Holzwickeder Frauen Union unternimmt europäischen Ausflug ins Elsass

Die Rei­se­gruppe der Frauen Union aus Holzwickede bei ihrem Besuch im EU-Par­la­ment. (Foto: privat)

Einen Euro­päi­scher Aus­flug unter­nahmen die Damen der FU von der CDU Holzwickede ins Elsass. Ziel war das EU-Par­la­ment – Colmar – Straß­burg –Wein­straße – Frei­burg – Speyer.

Ein im sehr per­sön­lich gehal­tenen Rahmen gefasster Infor­ma­ti­ons­aus­tausch im EU-Par­la­ment beein­druckte die Holzwickeder Gruppe sehr. Der anschlie­ßende Besuch im Par­la­ment, in dem Jugend­liche aus dem süd­li­chen Europa das Thema Umwelt­schutz dis­ku­tierten, war hoch­in­ter­es­sant und zeigte allen, wie wichtig dieses Thema auch in den anderen euro­päi­schen Län­dern ist. Per Kopf­hörer wurde es mit großem Inter­esse mit­ver­folgt.

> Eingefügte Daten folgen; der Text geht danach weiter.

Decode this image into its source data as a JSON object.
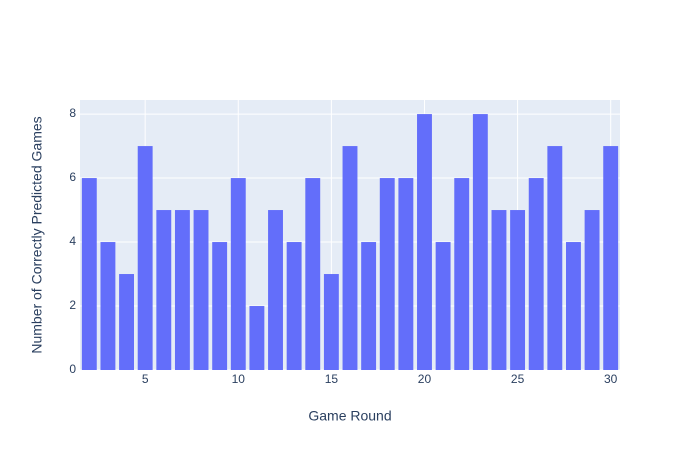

Der nächste Tag wurde von einem über­zeugten elsäs­si­schen Rei­se­führer bis ins Detail per­fekt gestaltet. Die Reise führt zunächst nach Colmar, dem Venedig des Elsass. Alt, bunt, über­zeu­gend und selbst­be­wusst lebt man unter der fran­zö­si­schen Sprache und lebt seine eigene Geschichte. Anschlie­ßend führte die Fahrt nach Straß­burg ins Herz Europas. Hier bestaunten die Damen das Ori­ginal der von dem Bild­hauer Bar­tholdi geschaffen Frei­heits­statue. Die Kopie in impo­santer Größe wurde von Gustav von Eiffel für die Ein­fahrt des Hafens von New York nach­ge­baut. Über­wäl­ti­gend das Preu­ßi­sche Viertel. In einer Bau­zeit von nur 30 Jahren ent­stand nach dem deutsch-fran­zö­si­schen Krieg 1870/​71 dieses Viertel. Geht man mit offenen Augen durch diese Straßen, glaubt man im alten Berlin zu sein.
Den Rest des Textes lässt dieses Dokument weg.